Foresight
Why the yen is falling despite rising interest rates
In a historic move, Japan raised interest rates for the first time in 17 years. Yet the yen continues to fall.
A weak currency is a boon to exporters’ profits, but by driving up import costs, it can weigh on Japanese households. According to a Reuters survey, here are the reasons why the currency is falling despite rising interest rates.
- Speculative effect of the interest rate hike announcement
The historic announcement of the Bank of Japan's exit from negative interest rates led to rapid market anticipation. As a result, the yen fell by over 1% on the day of the announcement.
- Yes is the lowest-yielding currency in the G10
The yen's low yields make it ideal for carry trades, in which an investor decides to borrow in a low-interest currency and then invest the proceeds in a higher-yielding currency.
Investors are now betting on the fact that Japanese interest rates will not rise rapidly, thus promoting carry trades in the yen.

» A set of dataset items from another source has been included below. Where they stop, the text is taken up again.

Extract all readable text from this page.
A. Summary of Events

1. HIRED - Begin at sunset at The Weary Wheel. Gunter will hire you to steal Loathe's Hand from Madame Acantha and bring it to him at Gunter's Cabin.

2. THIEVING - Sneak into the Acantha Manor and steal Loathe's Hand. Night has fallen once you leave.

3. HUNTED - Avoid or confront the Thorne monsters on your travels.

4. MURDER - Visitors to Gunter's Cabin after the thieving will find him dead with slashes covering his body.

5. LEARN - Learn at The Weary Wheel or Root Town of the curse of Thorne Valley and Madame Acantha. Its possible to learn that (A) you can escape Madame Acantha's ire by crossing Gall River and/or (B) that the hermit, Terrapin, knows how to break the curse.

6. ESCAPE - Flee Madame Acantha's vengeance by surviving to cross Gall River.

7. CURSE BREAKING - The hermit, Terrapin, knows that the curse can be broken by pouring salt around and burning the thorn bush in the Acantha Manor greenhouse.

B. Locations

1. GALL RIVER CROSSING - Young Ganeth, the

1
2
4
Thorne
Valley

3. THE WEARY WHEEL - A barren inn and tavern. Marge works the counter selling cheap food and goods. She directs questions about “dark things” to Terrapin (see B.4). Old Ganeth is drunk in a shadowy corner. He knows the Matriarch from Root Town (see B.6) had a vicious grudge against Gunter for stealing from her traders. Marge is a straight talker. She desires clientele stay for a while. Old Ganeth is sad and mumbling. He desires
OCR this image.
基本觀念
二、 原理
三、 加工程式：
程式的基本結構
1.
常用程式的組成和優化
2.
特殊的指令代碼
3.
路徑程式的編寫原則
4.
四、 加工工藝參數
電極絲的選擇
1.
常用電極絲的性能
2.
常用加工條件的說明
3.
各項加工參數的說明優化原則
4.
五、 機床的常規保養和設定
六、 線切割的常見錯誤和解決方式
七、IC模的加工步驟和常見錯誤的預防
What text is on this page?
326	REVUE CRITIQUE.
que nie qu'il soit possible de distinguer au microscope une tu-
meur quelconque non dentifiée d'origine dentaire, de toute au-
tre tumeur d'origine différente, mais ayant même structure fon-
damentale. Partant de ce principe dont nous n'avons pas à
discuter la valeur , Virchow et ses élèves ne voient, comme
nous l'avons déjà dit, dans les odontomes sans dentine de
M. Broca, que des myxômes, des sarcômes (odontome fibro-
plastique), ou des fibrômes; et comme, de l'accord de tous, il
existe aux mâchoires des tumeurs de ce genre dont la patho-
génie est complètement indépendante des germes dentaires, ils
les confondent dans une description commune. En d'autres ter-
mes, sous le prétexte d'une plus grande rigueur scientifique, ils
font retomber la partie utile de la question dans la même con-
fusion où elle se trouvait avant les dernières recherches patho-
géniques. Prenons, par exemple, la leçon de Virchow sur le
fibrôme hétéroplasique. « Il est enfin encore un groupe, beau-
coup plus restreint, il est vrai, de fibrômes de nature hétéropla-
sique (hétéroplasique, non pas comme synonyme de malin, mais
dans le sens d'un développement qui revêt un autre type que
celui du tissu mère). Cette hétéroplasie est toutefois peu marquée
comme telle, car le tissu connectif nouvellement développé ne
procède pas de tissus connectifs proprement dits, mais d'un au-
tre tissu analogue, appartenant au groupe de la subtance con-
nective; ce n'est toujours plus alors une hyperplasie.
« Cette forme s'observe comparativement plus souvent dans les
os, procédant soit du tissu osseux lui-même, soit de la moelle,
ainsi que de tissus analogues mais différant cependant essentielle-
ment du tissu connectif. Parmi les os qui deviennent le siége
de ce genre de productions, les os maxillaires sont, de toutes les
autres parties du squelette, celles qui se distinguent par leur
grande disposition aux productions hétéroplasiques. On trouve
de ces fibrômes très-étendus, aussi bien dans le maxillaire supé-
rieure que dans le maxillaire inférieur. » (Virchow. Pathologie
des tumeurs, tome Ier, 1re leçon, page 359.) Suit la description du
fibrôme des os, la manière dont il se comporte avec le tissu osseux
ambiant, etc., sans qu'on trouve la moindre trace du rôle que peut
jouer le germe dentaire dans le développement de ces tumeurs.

- Cash of major Japanese investors
The yen is deprived of the support of repatriation flows. Indeed, low interest rates are remunerative enough for large Japanese investors, who prefer to stay abroad. Foreign investors hold around $3,000 billion in foreign bonds and yen.
Among the largest financial companies, Japan Post Bank and Japan Post Insurance have declared that they will not change radically in response to the change in monetary policy.
- Uncertainty surrounding public intervention
Currently at 151.27 to the dollar, the yen appears very close to the 151.94 level that triggered intervention in 2022. The risk would therefore be that the Japanese Ministry of Finance would intervene to support the yen, with limited success. The markets therefore seem to fear this new public intervention.